Eduard Nikolaev from Team Kamaz Master on Stage 10
Loeb would be another example of a driver who has fallen in love with the Dakar, and will tell you that winning one stage in the Dakar feels like a greater achievement than winning a championship at the WRC. "I think I've received as many texts for a stage victory here [at the Dakar], as when we went and won a championship there [at the WRC]."
A series of unfortunate events
Sherco TVS' Alain Duclos was in consistent contention for a place in the top 10 of the motorcycle category until a most unfortunate crash in Stage 12. Strangely enough, the most unfortunate past wasn't the crash itself. By the time he fixed up his motorcycle and got ready to hit the road, someone had stolen his helmet. According to the rally's regulations, a rider cannot ride without a helmet, for obvious safety reasons. To add to the lost time waiting for a spare, he was awarded a six-hour penalty, which shot down any hope of finishing on top. He finished 23rd in Stage 13, which landed him at 42nd overall.

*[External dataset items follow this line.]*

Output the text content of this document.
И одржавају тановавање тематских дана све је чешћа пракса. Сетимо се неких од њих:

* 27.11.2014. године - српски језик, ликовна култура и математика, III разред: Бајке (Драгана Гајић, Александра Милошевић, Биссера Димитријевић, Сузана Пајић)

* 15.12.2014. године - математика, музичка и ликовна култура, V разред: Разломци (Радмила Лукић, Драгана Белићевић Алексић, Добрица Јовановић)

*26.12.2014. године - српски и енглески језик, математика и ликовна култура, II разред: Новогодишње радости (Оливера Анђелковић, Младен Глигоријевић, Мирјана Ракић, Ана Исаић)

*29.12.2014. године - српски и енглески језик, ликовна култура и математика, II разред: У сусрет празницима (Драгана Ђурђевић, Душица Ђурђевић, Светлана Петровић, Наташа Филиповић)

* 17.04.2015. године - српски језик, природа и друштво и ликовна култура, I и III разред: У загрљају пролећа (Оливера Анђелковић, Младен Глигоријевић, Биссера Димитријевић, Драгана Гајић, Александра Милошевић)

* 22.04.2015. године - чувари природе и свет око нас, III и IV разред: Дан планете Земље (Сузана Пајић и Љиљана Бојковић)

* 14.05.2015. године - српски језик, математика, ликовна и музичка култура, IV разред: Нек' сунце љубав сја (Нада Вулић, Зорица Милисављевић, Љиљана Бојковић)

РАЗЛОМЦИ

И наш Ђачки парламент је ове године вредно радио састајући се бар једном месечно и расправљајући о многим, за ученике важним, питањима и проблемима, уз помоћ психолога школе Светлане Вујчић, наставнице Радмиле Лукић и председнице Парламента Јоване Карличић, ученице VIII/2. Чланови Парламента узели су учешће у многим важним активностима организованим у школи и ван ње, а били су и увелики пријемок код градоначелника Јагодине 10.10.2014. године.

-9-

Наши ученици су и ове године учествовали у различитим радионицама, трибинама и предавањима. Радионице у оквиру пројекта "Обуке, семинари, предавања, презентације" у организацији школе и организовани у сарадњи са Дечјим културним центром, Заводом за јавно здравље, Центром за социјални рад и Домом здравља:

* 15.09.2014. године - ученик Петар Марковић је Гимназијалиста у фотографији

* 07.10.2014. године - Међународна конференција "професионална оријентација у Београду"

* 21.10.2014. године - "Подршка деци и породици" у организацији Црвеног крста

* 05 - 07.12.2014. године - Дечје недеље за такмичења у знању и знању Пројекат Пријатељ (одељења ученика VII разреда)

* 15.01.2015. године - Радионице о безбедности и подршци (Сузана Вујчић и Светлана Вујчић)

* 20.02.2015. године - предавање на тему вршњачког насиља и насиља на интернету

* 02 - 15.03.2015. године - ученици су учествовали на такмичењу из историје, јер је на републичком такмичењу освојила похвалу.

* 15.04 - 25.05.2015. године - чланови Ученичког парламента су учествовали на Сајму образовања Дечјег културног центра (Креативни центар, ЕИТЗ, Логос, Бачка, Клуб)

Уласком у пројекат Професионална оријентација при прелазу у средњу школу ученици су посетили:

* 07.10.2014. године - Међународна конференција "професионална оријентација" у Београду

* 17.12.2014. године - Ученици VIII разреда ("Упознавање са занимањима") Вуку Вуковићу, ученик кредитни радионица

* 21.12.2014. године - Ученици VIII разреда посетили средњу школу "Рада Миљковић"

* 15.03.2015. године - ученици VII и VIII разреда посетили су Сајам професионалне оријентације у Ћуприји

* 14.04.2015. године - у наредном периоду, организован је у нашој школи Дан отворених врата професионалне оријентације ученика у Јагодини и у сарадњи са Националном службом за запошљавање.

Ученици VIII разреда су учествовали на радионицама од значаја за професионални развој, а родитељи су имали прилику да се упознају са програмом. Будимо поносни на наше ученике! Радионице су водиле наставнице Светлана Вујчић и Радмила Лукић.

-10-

Joan Pedrero, the second rider from TVS Sherco, who was in the top 20 for most of the race, retired in Stage 10 when he sustained head injuries in a crash. Florent Vayssade, finished the Dakar in 27th place as Sherco TVS' leading rider, 8:17.18s behind Price.
The journey ahead
Giniel De Villiers of Toyota Gazoo Racing South Africa on Stage 8
The 2016 Dakar, like every other year, has seen a few rise to glory and a several others bite the metaphorical (and literal) dust. Like CS Santosh, they simply wash the sand off their faces, hit the ignition switch and begin their journey to the 2017 Dakar Rally.